Jak autostopować – część 3
Gotowi na trzecią lekcję autostopu? Dzisiaj zajmiemy się kwestią, która chyba najwięcej osób zniechęca do stopowania:
Bezpieczeństwo w podróży autostopem
Zacznij czytanie od części pierwszej 🙂
Bezpieczeństwo
Oczywiście temat bezpieczeństwa rozpoczyna się od wyboru odpowiedniego miejsca oraz upewnienia się, że jesteśmy dobrze widoczni, ale o tym pisałam poprzednio.
Teraz drugi aspekt.
Po pierwsze – najczęstsze przypadki niekomfortowego samopoczucia podczas jazdy z nieznajomym kierowcą są związane z jego sposobem prowadzenia samochodu.
Po drugie– nie zdarzyła mi się jeszcze nigdy sytuacja, w której bym się z kierowcą czuła niekomfortowo, nie chciała wsiadać do auta lub chciała z niego przedwcześnie wysiąść. W 99,9% przypadków kierowcy, którzy się zatrzymują to ludzie, którzy chcą pomóc/ pogadać/ poznać/ sami jeżdżą/ jeździli stopem/ mają dzieci w naszym wieku i są empatyczni – generalnie są dobrzy i mają dobre intencje.
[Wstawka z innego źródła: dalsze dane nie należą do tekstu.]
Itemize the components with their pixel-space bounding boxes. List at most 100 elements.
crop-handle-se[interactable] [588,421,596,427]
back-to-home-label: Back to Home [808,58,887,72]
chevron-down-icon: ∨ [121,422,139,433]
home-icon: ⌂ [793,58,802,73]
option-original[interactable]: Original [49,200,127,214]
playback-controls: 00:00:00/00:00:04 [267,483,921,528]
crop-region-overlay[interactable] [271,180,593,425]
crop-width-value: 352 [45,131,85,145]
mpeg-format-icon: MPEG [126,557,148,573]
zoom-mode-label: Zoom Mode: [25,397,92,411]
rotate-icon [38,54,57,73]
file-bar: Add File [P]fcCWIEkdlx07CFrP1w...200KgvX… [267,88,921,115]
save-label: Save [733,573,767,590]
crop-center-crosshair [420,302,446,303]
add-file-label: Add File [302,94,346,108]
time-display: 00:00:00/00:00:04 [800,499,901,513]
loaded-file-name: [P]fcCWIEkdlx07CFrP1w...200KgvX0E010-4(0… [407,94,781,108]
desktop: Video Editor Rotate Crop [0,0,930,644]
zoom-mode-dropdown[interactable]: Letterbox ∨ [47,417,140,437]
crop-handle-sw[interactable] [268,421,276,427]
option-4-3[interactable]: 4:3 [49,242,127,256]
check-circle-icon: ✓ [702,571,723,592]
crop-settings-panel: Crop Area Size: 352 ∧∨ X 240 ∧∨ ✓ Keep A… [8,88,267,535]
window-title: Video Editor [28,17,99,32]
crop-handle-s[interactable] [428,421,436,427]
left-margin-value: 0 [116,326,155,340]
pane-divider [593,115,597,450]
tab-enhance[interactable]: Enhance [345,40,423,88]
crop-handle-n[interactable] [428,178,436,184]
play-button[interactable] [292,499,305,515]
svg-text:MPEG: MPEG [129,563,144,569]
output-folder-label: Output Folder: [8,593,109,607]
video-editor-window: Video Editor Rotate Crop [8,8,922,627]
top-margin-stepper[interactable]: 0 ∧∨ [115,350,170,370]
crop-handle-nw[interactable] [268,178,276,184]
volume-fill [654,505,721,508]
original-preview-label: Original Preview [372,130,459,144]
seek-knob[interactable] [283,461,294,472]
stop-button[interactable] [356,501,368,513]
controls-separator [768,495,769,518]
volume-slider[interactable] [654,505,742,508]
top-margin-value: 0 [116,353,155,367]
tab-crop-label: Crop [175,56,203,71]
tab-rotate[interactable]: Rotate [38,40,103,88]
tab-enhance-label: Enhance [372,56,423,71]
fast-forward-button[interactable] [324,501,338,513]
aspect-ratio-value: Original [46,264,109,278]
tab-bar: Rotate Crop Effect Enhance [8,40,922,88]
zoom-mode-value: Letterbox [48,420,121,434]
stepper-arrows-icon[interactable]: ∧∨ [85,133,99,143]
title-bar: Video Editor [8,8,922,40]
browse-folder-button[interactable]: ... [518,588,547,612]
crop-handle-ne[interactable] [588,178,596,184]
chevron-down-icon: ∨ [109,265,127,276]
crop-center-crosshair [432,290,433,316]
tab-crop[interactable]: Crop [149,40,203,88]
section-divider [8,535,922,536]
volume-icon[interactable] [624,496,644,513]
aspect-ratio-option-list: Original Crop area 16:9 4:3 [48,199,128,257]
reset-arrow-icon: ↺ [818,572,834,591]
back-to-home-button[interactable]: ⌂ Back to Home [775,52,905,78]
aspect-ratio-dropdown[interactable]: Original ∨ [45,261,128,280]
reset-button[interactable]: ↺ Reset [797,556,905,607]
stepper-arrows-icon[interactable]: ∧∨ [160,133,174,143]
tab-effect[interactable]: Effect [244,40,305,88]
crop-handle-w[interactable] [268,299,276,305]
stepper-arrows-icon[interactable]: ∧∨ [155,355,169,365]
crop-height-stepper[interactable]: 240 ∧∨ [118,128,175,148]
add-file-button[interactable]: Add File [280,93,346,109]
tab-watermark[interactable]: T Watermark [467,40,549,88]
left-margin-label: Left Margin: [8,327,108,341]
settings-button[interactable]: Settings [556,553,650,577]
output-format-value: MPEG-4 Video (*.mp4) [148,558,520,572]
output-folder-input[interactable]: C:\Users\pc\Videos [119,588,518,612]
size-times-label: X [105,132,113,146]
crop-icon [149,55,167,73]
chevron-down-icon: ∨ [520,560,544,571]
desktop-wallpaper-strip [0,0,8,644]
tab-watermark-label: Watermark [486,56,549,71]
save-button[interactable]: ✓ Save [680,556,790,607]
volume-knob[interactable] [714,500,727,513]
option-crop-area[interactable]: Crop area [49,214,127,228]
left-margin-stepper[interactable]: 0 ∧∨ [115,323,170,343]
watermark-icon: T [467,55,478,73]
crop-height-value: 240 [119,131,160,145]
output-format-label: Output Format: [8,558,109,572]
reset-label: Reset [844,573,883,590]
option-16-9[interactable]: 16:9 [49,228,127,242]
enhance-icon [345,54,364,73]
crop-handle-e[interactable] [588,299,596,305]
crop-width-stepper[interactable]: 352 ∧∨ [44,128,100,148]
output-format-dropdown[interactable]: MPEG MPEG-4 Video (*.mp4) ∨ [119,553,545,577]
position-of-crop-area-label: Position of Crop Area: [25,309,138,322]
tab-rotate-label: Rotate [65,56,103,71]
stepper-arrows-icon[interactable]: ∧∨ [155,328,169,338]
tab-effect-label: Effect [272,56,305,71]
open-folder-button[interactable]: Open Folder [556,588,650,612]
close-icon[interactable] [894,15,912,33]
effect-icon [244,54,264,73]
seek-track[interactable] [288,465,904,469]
Ale, jasna sprawa, nie można zapomnieć o tej 0,1% przypadków. Trzeba wiedzieć, kiedy „wolno” nam zacząć mieć obawy i co w takiej sytuacji począć.
Prewencja
- nie ma obowiązku wsiadać do auta, co do którego mamy złe przeczucie. Nie wolno wsiadać do auta, jeżeli mamy wrażenie, że kierowca jest pod wpływem alkoholu lub narkotyków
- jeżeli spakowaliśmy plecaki do bagażnika, jedna osoba (pod pozorem grzebania się) zostaje w samochodzie dopóki plecaki nie zostaną wyciągnięte
- miej przy sobie najważniejsze rzeczy (paszport/ dowód, pieniądze, telefon), na wypadek, gdybyś był/a zmuszony/a do pozbycia się plecaka
- jeżeli kierowca zatrzymuje się (np. na stacji benzynowej), jedna osoba powinna zostać przy samochodzie.
- bardzo często, jeżeli kierowca mówi: “Nie bój się”, to sygnał, że jednak można się trochę bać.
Akcja
Jeżeli w samochodzie dzieje się coś alarmującego, np. widzimy, że kierowca zjeżdża bez wyjaśnienia z umówionej drogi, prowadzi niepokojące rozmowy telefoniczne, etc. należy rozpocząć akcję wysiadania z samochodu. Nie mamy obowiązku odbycia całej umówionej trasy z danym kierowcą. Nie polecam wyskakiwania z rozpędzonego samochodu, są lepsze sposoby.
- przede wszystkim nie panikujemy.
- dzwonimy bądź udajemy, że dzwonimy do lokalnego przyjaciela, który czeka na nas w umówionym miejscu i podajemy mu szczegóły przyjazdu
- wypatrujemy dobrego miejsca do zatrzymania się i prosimy żeby nas tam wysadził – możemy poczuć się zaalarmowani, jeżeli kierowca odmawia i robi się agresywny.
- idealnym rozwiązaniem jest udawanie złego samopoczucia. Prosimy kierowcę żeby się zatrzymał, bo nie chcemy zwymiotować mu na tapicerkę. Piękne w swojej prostocie, każdy zareaguje. Wtedy pozostałe osoby zakłopotane samopoczuciem kolegi/ koleżanki wysiadają razem z nim, pięknie dziękują kierowcy i mówią, że zostaną sobie tutaj na razie i żeby nie czekał. Drugi, podobny, sposób – kobieta może wymóc na kierowcy zatrzymanie się na stacji lub przy jakiejś łazience sugerując, że ma miesiączkę. Wielu mężczyzn to bardzo peszy i zatrzymają się bez gadania.
- telefon alarmowy w Europie: 112
- w najgorszym wypadku użyj gazu pieprzowego. Zanim się na to zdecydujesz, upewnij się, że rozpylacz nie jest skierowany w twoją stronę oraz że w obecnym położeniu pojazdu kierowca nie spowoduje wypadku tracąc kontrolę nad kierownicą.